Characterisation, surface hydrolysis and nitrogen stability in aluminophosphate oxynitride (AlPON) catalysts

Abstract

Solid amorphous aluminophosphate oxynitride (AlPON) catalysts with a nitrogen content ranging from 0% up to 20% N (w/w) have been obtained by reaction between AlPO 4 and NH 3 at 800°C. Samples are analysed by X-ray photoelectron (XPS) and diffuse reflectance Fourier transform infrared (DRIFTS) spectroscopies, mass spectrometry (MS) and thermogravimetry (TG). Similar to that of AlPO 4, AlPON local structure is pictured as a network of PO 4 and AlO 4 tetrahedra in which nitrogen preferentially replaces oxygen bonded to phosphorous, although some contribution from Al–N bonds in an AlON phase is also proposed. Nitridation stages yielding [PO 3N] and [PO 2N 2] building units are characterised below 7.2% N and above 11% N (w/w), respectively. Also terminal –PNH 2 groups are detected from early nitridation stages. Freshly prepared AlPON catalysts readily undergo hydration (10–15% by weight) and hydrolysis at atmospheric conditions. Hydration is more intense on low nitrogen containing samples and sharply decreases above 7.2% N (w/w).
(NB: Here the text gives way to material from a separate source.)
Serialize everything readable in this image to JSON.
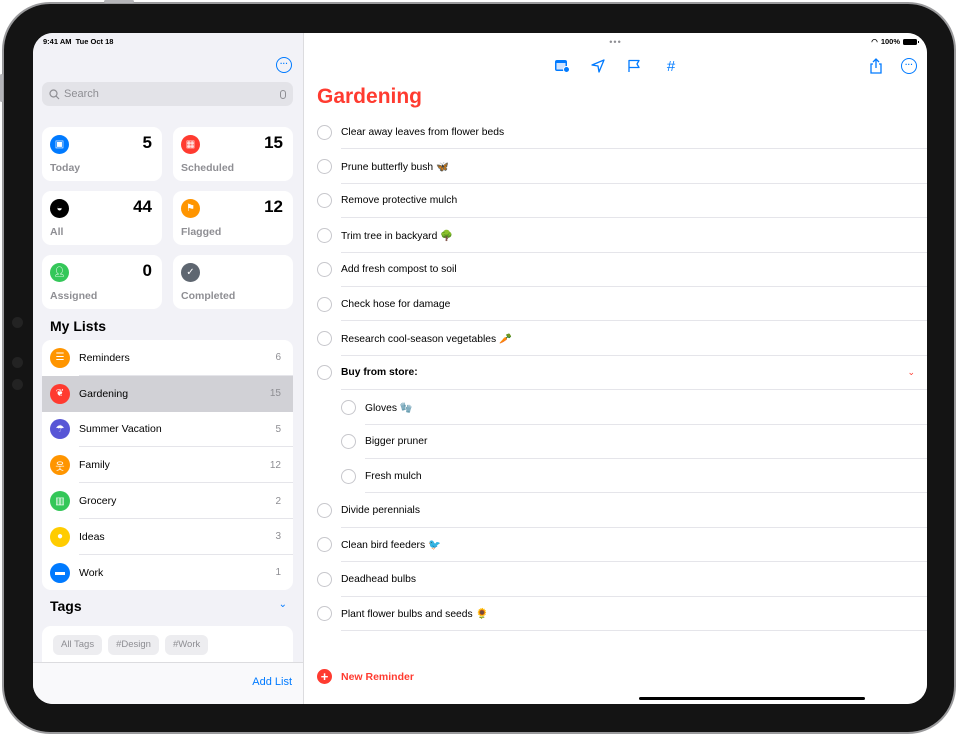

Ammonia is the product of both surface hydrolysis and bulk decomposition. Hydrolysis is almost independent on nitrogen content while bulk decomposition grows parallel to nitrogen percentage. Bulk decomposition below 500°C is more intense than hydrolysis and always involves terminal –PNH 2 reaction either as a condensation around 230–240°C or through a reaction with water around 320–340°C. Condensation depends on –PNH 2 coverage and is the preferred decomposition mechanism in high nitrogen containing AlPON.